Ammon Bundy, who has led the revolt in rural Oregon, was one of seven people arrested after a stand-off pitting an anti-government militia against the US authorities.
Bundy has said protesters acted at the request of a rancher who wanted to graze his 600 cattle on federal property, but was prevented from doing so when the US Fish and Wildlife Service (USFWS) installed a fence last year.
Bundy, 40, was arrested along with six others who face “a federal felony charge of conspiracy to impede officers of the United States from discharging their official duties through the use of force, intimidation, or threats,” the FBI said.
“During (the) arrest, there were shots fired,” the FBI statement said of an operation along a highway involving FBI agents and Oregon state police.
Authorities did not immediately identify the person who was killed.
“One individual who was a subject of a federal probable cause arrest is deceased,” and another person was injured and receiving medical treatment, the FBI statement added.
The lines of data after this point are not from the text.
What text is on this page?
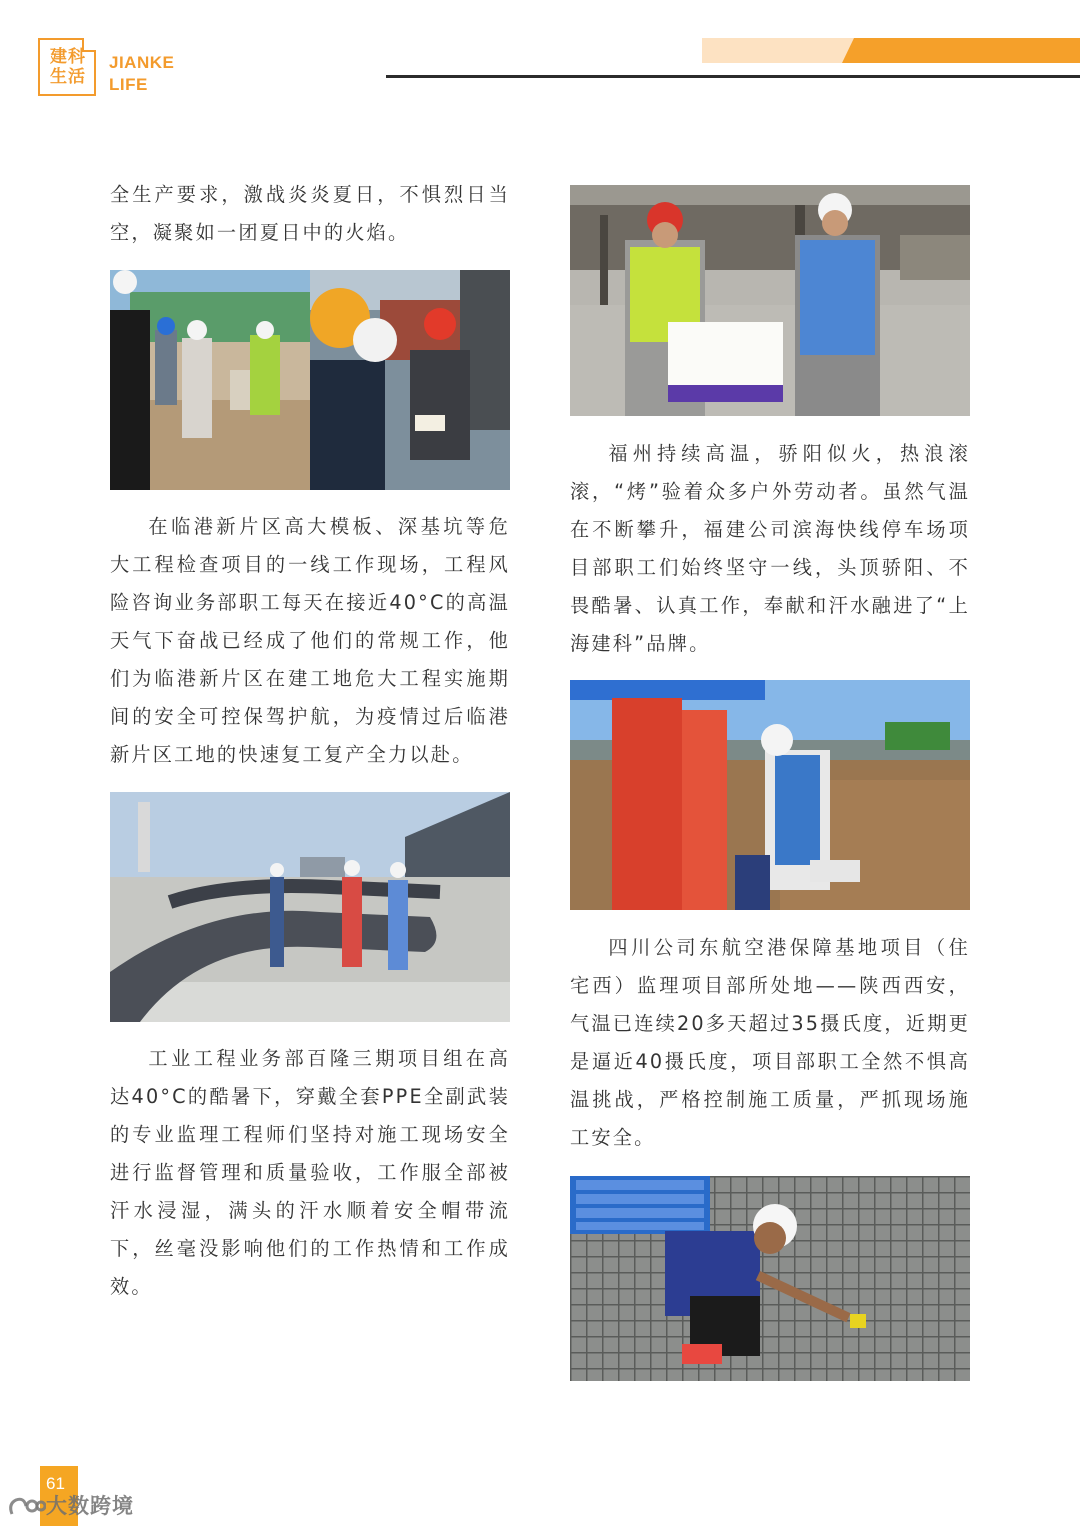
建科生活
JIANKE
LIFE

全生产要求，激战炎炎夏日，不惧烈日当空，凝聚如一团夏日中的火焰。

在临港新片区高大模板、深基坑等危大工程检查项目的一线工作现场，工程风险咨询业务部职工每天在接近40°C的高温天气下奋战已经成了他们的常规工作，他们为临港新片区在建工地危大工程实施期间的安全可控保驾护航，为疫情过后临港新片区工地的快速复工复产全力以赴。

工业工程业务部百隆三期项目组在高达40°C的酷暑下，穿戴全套PPE全副武装的专业监理工程师们坚持对施工现场安全进行监督管理和质量验收，工作服全部被汗水浸湿，满头的汗水顺着安全帽带流下，丝毫没影响他们的工作热情和工作成效。

福州持续高温，骄阳似火，热浪滚滚，“烤”验着众多户外劳动者。虽然气温在不断攀升，福建公司滨海快线停车场项目部职工们始终坚守一线，头顶骄阳、不畏酷暑、认真工作，奉献和汗水融进了“上海建科”品牌。

四川公司东航空港保障基地项目（住宅西）监理项目部所处地——陕西西安，气温已连续20多天超过35摄氏度，近期更是逼近40摄氏度，项目部职工全然不惧高温挑战，严格控制施工质量，严抓现场施工安全。

61
大数跨境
The activist group which took over the Malheur National Wildlife Refuge was protesting the jailing of two local ranchers, Dwight and Steven Hammond, who were convicted of arson.
They were calling for the government to turn over federal land in the area to the people.
Both ranchers distanced themselves from the movement and voluntarily began their scheduled prison sentences after the occupation began.
Some neighbors and members of the local community, notably the Oregon Cattlemen’s Association, rejected the takeover, even if they support the Hammonds’ plight.